Good to see he’s thinking ahead. Note, however, that he apparently makes no effort to deny charges of racism.
The “Marketability” section contains more gems:
1. To my knowledge, there is only one existing book about anti-Asian discrimination. This book will be the second, and believe me, it will be more extreme than its predecessor.
Oh, we believe you.
2. You may be thinking this is too controversial and will turn off all white and black audience members. Here are a few words to remember – CHINA. 1 BILLION PEOPLE. 60% ATHEIST.
All of them fluent English speakers, of course, and intensely interested in Eng’s fistfights at NYU.
5. Bill Maher and Ann Coulter are very hated. That does not stop them from being bestselling authors.
Hmmm, he may actually have a point here. Score one for Eng!
The resume is somewhat less entertaining than the proposal, but the “Notable Attributes” section is worth quoting in full:
Fastest novelist in America (Dragons: Lexicon Triumvirate finished in a month and a week)
Youngest SF novelist in America (contracted at age 20)
Extensive knowledge in quantum physics, metaphysics, mathematics, evolutionary biology and genetic engineering
23 years old
Hardest working guy on the planet
Completed 20 feature-length screenplays and 8 novels (not first drafts, but COMPLETED SCREENPLAYS)
Young, fast, and the hardest working guy on the planet? Sounds like he has a great future ahead of him. Or would, at least, if he would just stop threatening to kill people and stuff.
October 20, 2006
From a crime alert e-mail I just received, describing two incidents this past week:
An unknown subject knocked on a resident’s door, once the resident opened the door, several masked intruders forced their way into the apartment and demanded money and marijuana. One of the intruders was armed with what appeared to be a rifle or shotgun. The resident reportedly surrendered money and marijuana to the intruders, who then fled.
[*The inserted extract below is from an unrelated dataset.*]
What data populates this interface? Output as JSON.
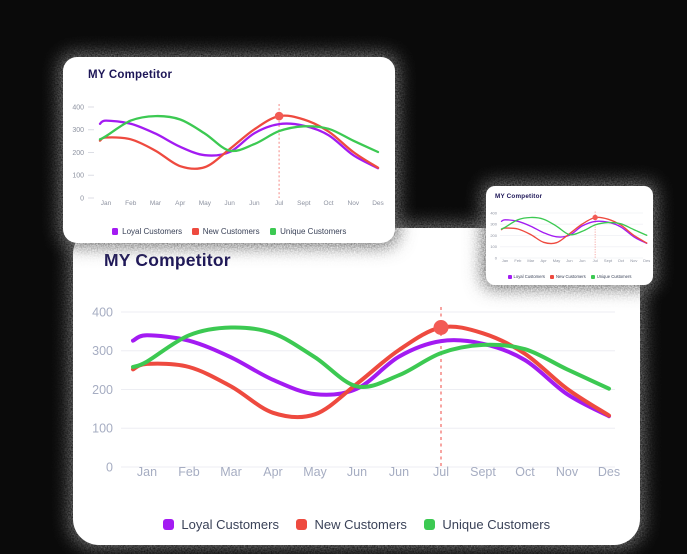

A female resident reported that she was awakened by a subject who reportedly was removing her bedroom covers from her. The subject reportedly fled the room when the resident was awakened. The resident fell back asleep. A few minutes later, the female resident was again awakened, by the same subject turning a light on in her room. The intruder again fled when the resident was awakened this second time. The victim described the intruder as an Asian male, in his 20s, wearing a light colored shirt and blue jeans.
That first one happened literally around the corner from where I live.